2025-10-02 Papers

1/2

Paper 1

GEM: A Gym for Agentic LLMs

Published: 2025-10-01

Link: http://arxiv.org/pdf/2510.01051

1. 📘 Topic and Domain: A framework called GEM (General Experience Maker) for training large language models through reinforcement learning in interactive environments.

2. 💡 Previous Research and New Ideas: Based on OpenAI-Gym for traditional reinforcement learning, proposing a new standardized framework specifically designed for training LLMs through experience-based learning rather than static datasets.

3. ❓ Problem: The lack of standardized environments and tools for training LLMs through reinforcement learning in complex, multi-turn interactive scenarios.

4. 🛠️ Methods: Implemented a REINFORCE algorithm variant with Return Batch Normalization (ReBN), providing diverse environment suites, asynchronous vectorized execution, and flexible wrappers for easy extensibility.

5. 📊 Results and Evaluation: The framework demonstrated successful training across 24 environments, with ReBN consistently improving performance over baseline methods, and showed effective tool integration in math and question-answering tasks.

GEM: A Gym for Agentic LLMs

1/2

Paper 2

MCPMark: A Benchmark for Stress-Testing Realistic and Comprehensive MCP Use

Published: 2025-09-28

Link: http://arxiv.org/pdf/2509.24002

1. 📘 Topic and Domain: A benchmark called MCPMark for evaluating how well large language models can use the Model Context Protocol (MCP) to interact with external systems and tools in realistic scenarios.

2. 💡 Previous Research and New Ideas: Based on existing MCP benchmarks that focus on simple read-heavy tasks; proposes a more comprehensive benchmark with complex multi-step workflows and diverse CRUD operations across multiple environments.

3. ❓ Problem: Existing MCP benchmarks are too narrow in scope and fail to capture the complexity of real-world workflows, making it difficult to properly evaluate models' capabilities in realistic scenarios.

4. 🛠️ Methods: Created 127 tasks across 5 MCP environments (Notion, GitHub, Filesystem, PostgreSQL, Playwright) through a human-AI collaborative pipeline, with programmatic verification scripts and full state tracking.

5. 📊 Results and Evaluation: The best model (gpt-5-medium) achieved only 52.56% pass@1 and 33.86% pass^4, with most models performing below 30% pass@1, demonstrating the benchmark's challenging nature and revealing significant gaps in current model capabilities.

MCPMark: A Benchmark for Stress-Testing Realistic and Comprehensive MCP Use

1/2

Paper 3

Code2Video: A Code-centric Paradigm for Educational Video Generation

Published: 2025-10-01

Link: http://arxiv.org/pdf/2510.01174

1. 📘 Topic and Domain: Educational video generation using code-centric approach, focusing on creating high-quality instructional videos through executable Python code.

2. 💡 Previous Research and New Ideas: Based on recent advances in video generation and coding agents, proposing a novel code-centric paradigm instead of pixel-based generation for better control and interpretability.

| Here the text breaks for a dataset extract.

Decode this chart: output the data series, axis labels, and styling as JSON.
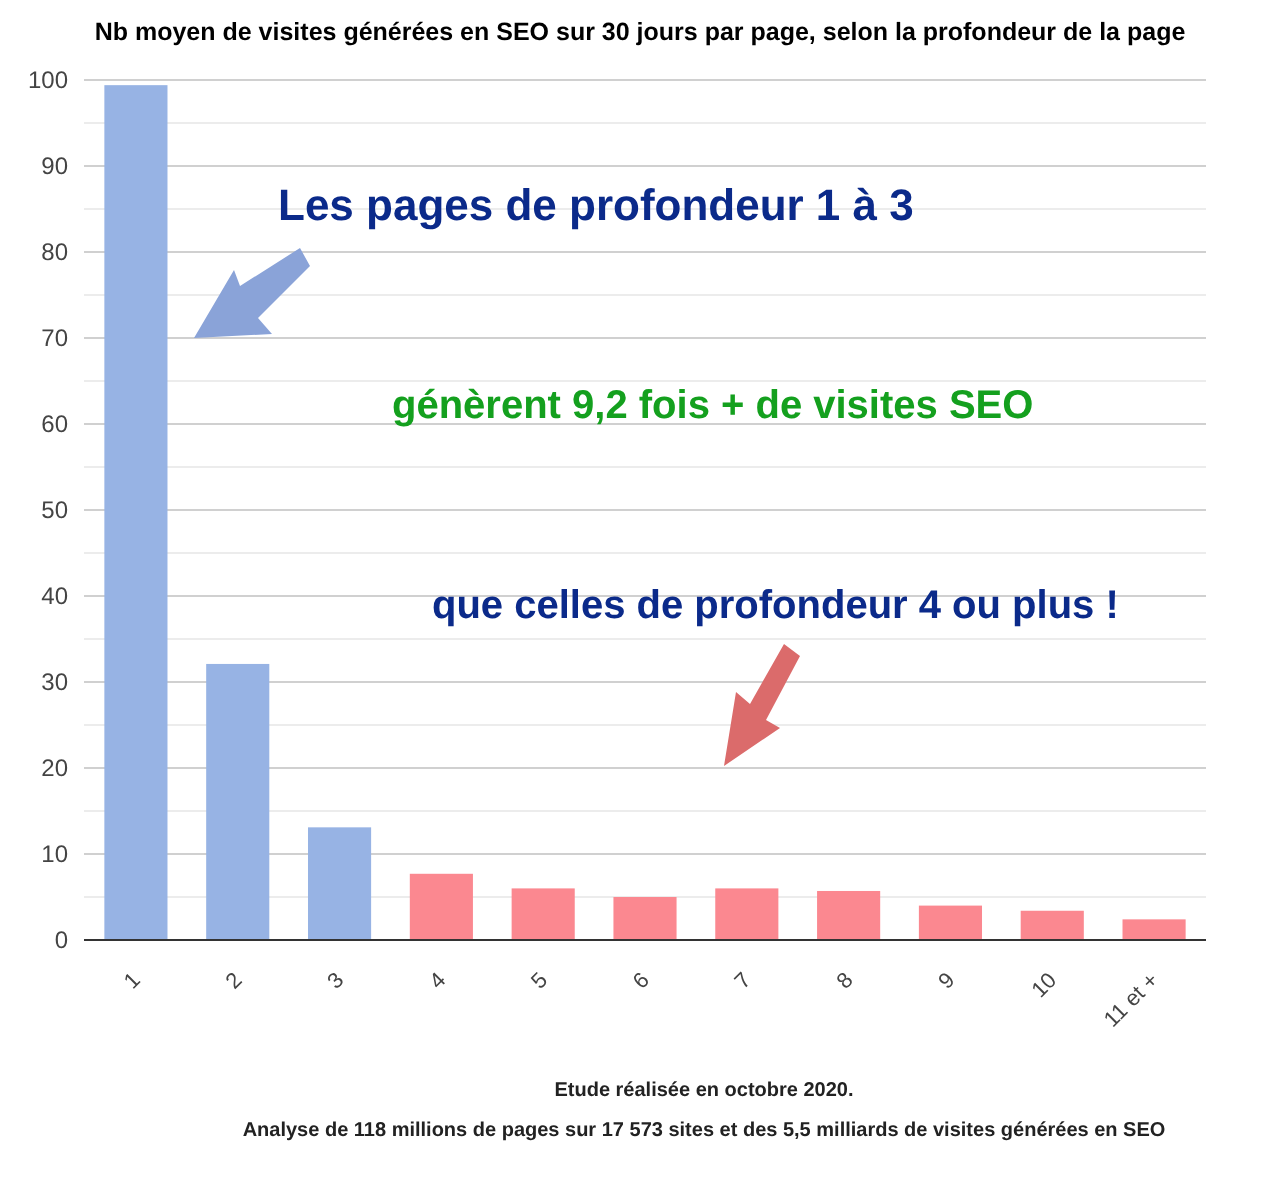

3. ❓ Problem: Current generative models struggle to produce professional educational videos that require disciplinary knowledge, precise visual structures, and coherent transitions.

4. 🛠️ Methods: Developed Code2Video framework with three collaborative agents: Planner (structures content), Coder (converts instructions to executable code), and Critic (refines spatial layout using vision-language models).

5. 📊 Results and Evaluation: Achieved 40% improvement over direct code generation, evaluated using MMMC benchmark across dimensions including VLM-as-a-Judge aesthetic scores, code efficiency, and TeachQuiz knowledge transfer metric.